So glad I came up with this easy recipe for gluten-free crepes because I need to start eating thing with less gluten, which cuts out some of my favorite foods. I am not a big crepe baker so if this recipe is off let me know. My neighbor from Germany turned me onto crepes when he was visiting Costa Rica and although I never made them, because he used white flour, I did try his and they were yummy. I do think my gluten-free crepes texture is off, because of the flour I am using, but not so off that it is bad. However the flavor is excellent. it still needs to be perfected though.
1Sift together flour, salt, baking soda, and orange rind; set aside.

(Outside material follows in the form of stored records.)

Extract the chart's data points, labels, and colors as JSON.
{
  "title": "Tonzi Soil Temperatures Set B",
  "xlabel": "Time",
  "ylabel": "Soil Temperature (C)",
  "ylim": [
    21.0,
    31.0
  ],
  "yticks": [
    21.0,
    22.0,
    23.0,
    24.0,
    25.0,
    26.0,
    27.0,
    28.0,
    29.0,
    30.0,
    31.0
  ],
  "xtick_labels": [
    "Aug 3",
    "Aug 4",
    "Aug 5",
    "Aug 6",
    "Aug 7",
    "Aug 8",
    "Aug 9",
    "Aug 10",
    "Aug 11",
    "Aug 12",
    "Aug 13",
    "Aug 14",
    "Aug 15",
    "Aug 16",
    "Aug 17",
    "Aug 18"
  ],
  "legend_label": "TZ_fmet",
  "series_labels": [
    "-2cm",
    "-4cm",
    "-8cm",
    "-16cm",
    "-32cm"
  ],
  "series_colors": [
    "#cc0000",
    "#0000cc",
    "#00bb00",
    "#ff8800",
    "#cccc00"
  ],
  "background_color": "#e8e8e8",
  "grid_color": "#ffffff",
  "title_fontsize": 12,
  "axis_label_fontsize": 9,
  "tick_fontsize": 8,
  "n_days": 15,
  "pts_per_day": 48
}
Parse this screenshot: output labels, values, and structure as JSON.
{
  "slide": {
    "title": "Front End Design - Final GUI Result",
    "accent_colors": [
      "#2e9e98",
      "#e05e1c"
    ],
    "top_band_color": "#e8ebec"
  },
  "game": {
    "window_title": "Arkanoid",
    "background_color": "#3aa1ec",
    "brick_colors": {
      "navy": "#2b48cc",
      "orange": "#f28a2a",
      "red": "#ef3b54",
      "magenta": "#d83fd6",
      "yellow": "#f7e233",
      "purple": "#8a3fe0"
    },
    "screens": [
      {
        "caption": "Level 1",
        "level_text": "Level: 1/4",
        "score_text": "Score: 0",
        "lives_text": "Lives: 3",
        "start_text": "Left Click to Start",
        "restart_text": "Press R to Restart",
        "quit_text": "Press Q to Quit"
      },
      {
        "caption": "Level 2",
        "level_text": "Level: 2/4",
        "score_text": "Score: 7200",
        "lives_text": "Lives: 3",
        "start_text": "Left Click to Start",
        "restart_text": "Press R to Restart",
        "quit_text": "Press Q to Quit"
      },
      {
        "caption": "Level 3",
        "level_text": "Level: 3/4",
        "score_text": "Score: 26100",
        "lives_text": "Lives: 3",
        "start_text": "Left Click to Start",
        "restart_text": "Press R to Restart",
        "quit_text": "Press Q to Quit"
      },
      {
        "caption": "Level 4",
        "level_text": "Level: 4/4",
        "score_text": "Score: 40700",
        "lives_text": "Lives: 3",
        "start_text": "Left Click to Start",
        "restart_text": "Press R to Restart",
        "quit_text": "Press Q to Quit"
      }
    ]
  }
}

In a large bowl beat sugar, eggs, yogurt and milk together with an electric mixer (or whisk). Beat in flour mixture until smooth; stir in melted butter.
2Heat a lightly buttered griddle or frying pan over medium high heat. Pour or scoop the batter onto the griddle, using approximately 2 tablespoons for each crepe. Tip and rotate pan to spread batter as thinly as possible. Turn down heat. Lightly Brown on both sides and serve hot. Do not attempt to flip until it cooks through on the first side. These are very delicate so unstick the edges with a flat spatula and gentle shimmy the spatula until you have enough of the crepe on top of it before you gently flip it. Take one or two times before you get the hang of it.
3Serve with berry jam. It can be served as a light dessert too. Like with just whipped cream. Or saute some chopped fresh or canned pineapple till caramelized and serve on top of the crepe with or without whip cream. Its great with ice cream too. Very versatile.